Récemment, Google a officiellement publié une nouvelle suite de fonctionnalités Gemini Intelligence, soulignant qu'il ne s'agit pas d'un simple changement de marque, mais d'un ensemble de capacités d'IA avancées pour la plate-forme Android. Selon les rapports, Gemini Intelligence peut effectuer de manière autonome des tâches en plusieurs étapes en arrière-plan complet, notamment la récupération, l'organisation et la transformation automatiques d'informations entre différentes applications et sites Web, et l'interaction au nom des utilisateurs. De plus, Gboard introduira à l'avenir un composant appelé "Rambler", permettant aux utilisateurs d'utiliser librement divers mantras, particules modales et même mélangés dans plusieurs langues lors de la saisie, et le système peut toujours les comprendre et les traiter intelligemment.
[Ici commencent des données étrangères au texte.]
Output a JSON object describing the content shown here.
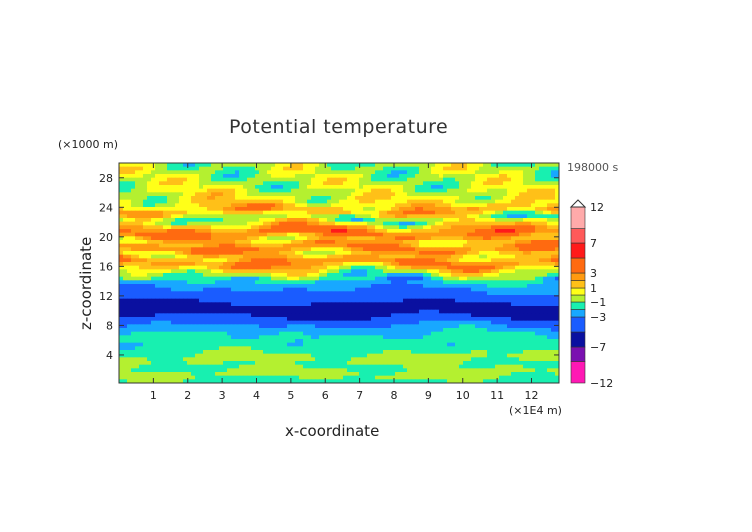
{
  "chart_data": {
    "type": "heatmap",
    "title": "Potential temperature",
    "xlabel": "x-coordinate",
    "ylabel": "z-coordinate",
    "x_unit": "(×1E4 m)",
    "y_unit": "(×1000 m)",
    "time_label": "198000 s",
    "xlim": [
      0,
      12.8
    ],
    "ylim": [
      0.2,
      30
    ],
    "xticks": [
      "1",
      "2",
      "3",
      "4",
      "5",
      "6",
      "7",
      "8",
      "9",
      "10",
      "11",
      "12"
    ],
    "yticks": [
      "4",
      "8",
      "12",
      "16",
      "20",
      "24",
      "28"
    ],
    "ytick_values": [
      4,
      8,
      12,
      16,
      20,
      24,
      28
    ],
    "levels": [
      -12,
      -9,
      -7,
      -5,
      -3,
      -2,
      -1,
      0,
      1,
      2,
      3,
      5,
      7,
      9,
      12
    ],
    "colorbar_labels": [
      "12",
      "7",
      "3",
      "1",
      "−1",
      "−3",
      "−7",
      "−12"
    ],
    "colorbar_label_values": [
      12,
      7,
      3,
      1,
      -1,
      -3,
      -7,
      -12
    ],
    "colors": [
      "#ff18b4",
      "#7a10b0",
      "#0a10a0",
      "#1a5cff",
      "#18a8ff",
      "#18f0b0",
      "#b4f030",
      "#ffff18",
      "#ffc018",
      "#ff9a10",
      "#ff6a10",
      "#ff1a1a",
      "#ff5a5a",
      "#ffaaaa"
    ],
    "vertical_profile": {
      "z": [
        0.2,
        1.5,
        2.5,
        3.5,
        5,
        6.5,
        7.5,
        8.5,
        9.5,
        10.5,
        11.5,
        12.5,
        13.5,
        14.5,
        15.5,
        16.5,
        17.5,
        18.5,
        19.5,
        20.5,
        21.5,
        22.5,
        23.5,
        24.5,
        25.5,
        26.5,
        28,
        30
      ],
      "value": [
        -1.5,
        -0.5,
        -1.2,
        -0.6,
        -1.5,
        -1.8,
        -2.5,
        -3.6,
        -5.6,
        -5.8,
        -4.5,
        -3.4,
        -2.5,
        -1.5,
        0.6,
        3.5,
        0.8,
        3.5,
        0.8,
        3.8,
        1.5,
        -1.2,
        2.5,
        0.6,
        0.3,
        -0.3,
        -0.4,
        -0.5
      ]
    }
  }
}
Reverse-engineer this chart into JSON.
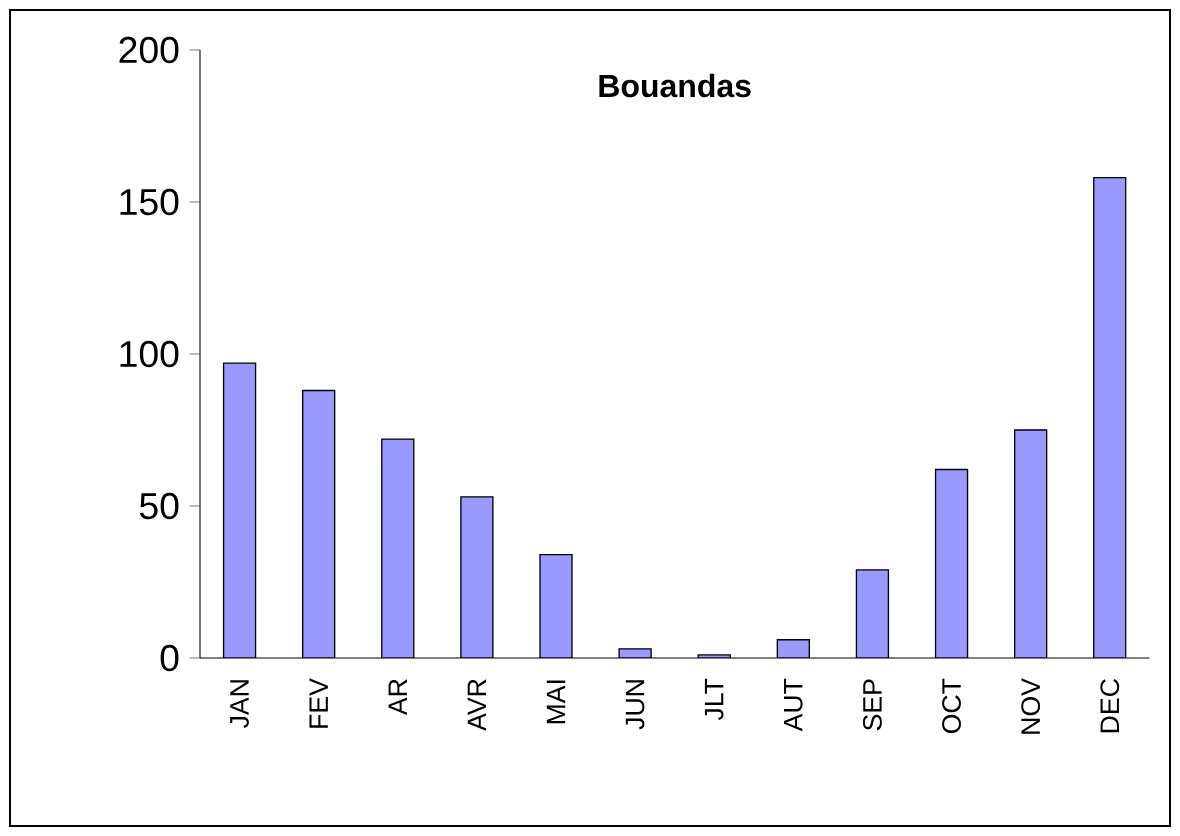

Malgré ses fonctionnalités puissantes, Gemini Intelligence ne sera pas disponible de sitôt sur tous les appareils Android. Les informations publiques actuelles montrent qu’il devrait d’abord atterrir sur les prochains modèles d’écrans pliants Galaxy Z Fold8 et Galaxy Z Flip8 de Samsung, et Google a également confirmé que les séries Galaxy S26 et Pixel 10 bénéficieront de cette fonctionnalité cet été. Cela verrouille également le premier lot de modèles pris en charge qui sera concentré sur la dernière génération de gammes de produits phares haut de gamme.

Dans une note de bas de page sur le site officiel Android.com, Google décrit Gemini Intelligence comme une fonctionnalité haut de gamme "uniquement pour les appareils Android dotés des capacités et spécifications les plus avancées" et donne des exigences matérielles et de plate-forme assez exigeantes. Le plus remarquable d'entre eux est que l'appareil doit être équipé d'au moins 12 Go de mémoire opérationnelle, ce qui signifie que le modèle exécutant Gemini localement est extrêmement gourmand en ressources. Dans le même temps, l'appareil doit également prendre en charge AICore, un service fourni par la couche système Android qui ouvre aux applications les capacités d'IA basées sur le modèle local Gemini Nano.

Gemini Intelligence exige explicitement que les appareils exécutent Gemini Nano v3 ou version ultérieure, et le nombre d'appareils répondant à cette exigence est encore très limité. En plus du seuil matériel, Google répertorie également une série de conditions supplémentaires qui semblent davantage être une « certification de qualification ». Par exemple, la puce doit être un « SoC phare qualifié », l'appareil doit réussir les tests de qualité de lancement sur la plate-forme A17+ et maintenir des mesures de qualité telles que de faibles taux de crash en utilisation réelle.

En termes de cycle de vie du logiciel, les appareils prenant en charge Gemini Intelligence doivent s'engager à effectuer au moins 5 mises à niveau majeures de la version du système et 6 ans de mises à jour de sécurité trimestrielles. De plus, les appareils doivent prendre en charge Android Virtualization Framework (AVF) ainsi que pKVM (Protected Kernel-based Virtual Machine) pour répondre aux exigences d'isolation de sécurité et de virtualisation. Google a également vaguement mentionné certaines exigences en matière de « dernières performances multimédias » dans le document, telles que l'audio spatial, les performances dans un environnement de faible luminosité, les capacités HDR et la nécessité pour les jeux de répondre à des normes telles que les mises à jour annuelles de GGI et de pilotes.

Sous de tels seuils multiples, le nombre de modèles Android pouvant véritablement entrer dans ce « club extrêmement exclusif » sera forcément très limité. Fait intéressant, une précédente fuite de spécifications sur la série Pixel 11 a révélé que certains modèles non Pro pourraient être disponibles avec seulement 8 Go de RAM. Si Google insiste sur le minimum de 12 Go de mémoire, alors ces Pixel 11 de milieu de gamme ne pourront peut-être pas profiter de sa dernière fonction Gemini Intelligence, qui a également suscité de nombreuses questions et discussions sur le marché.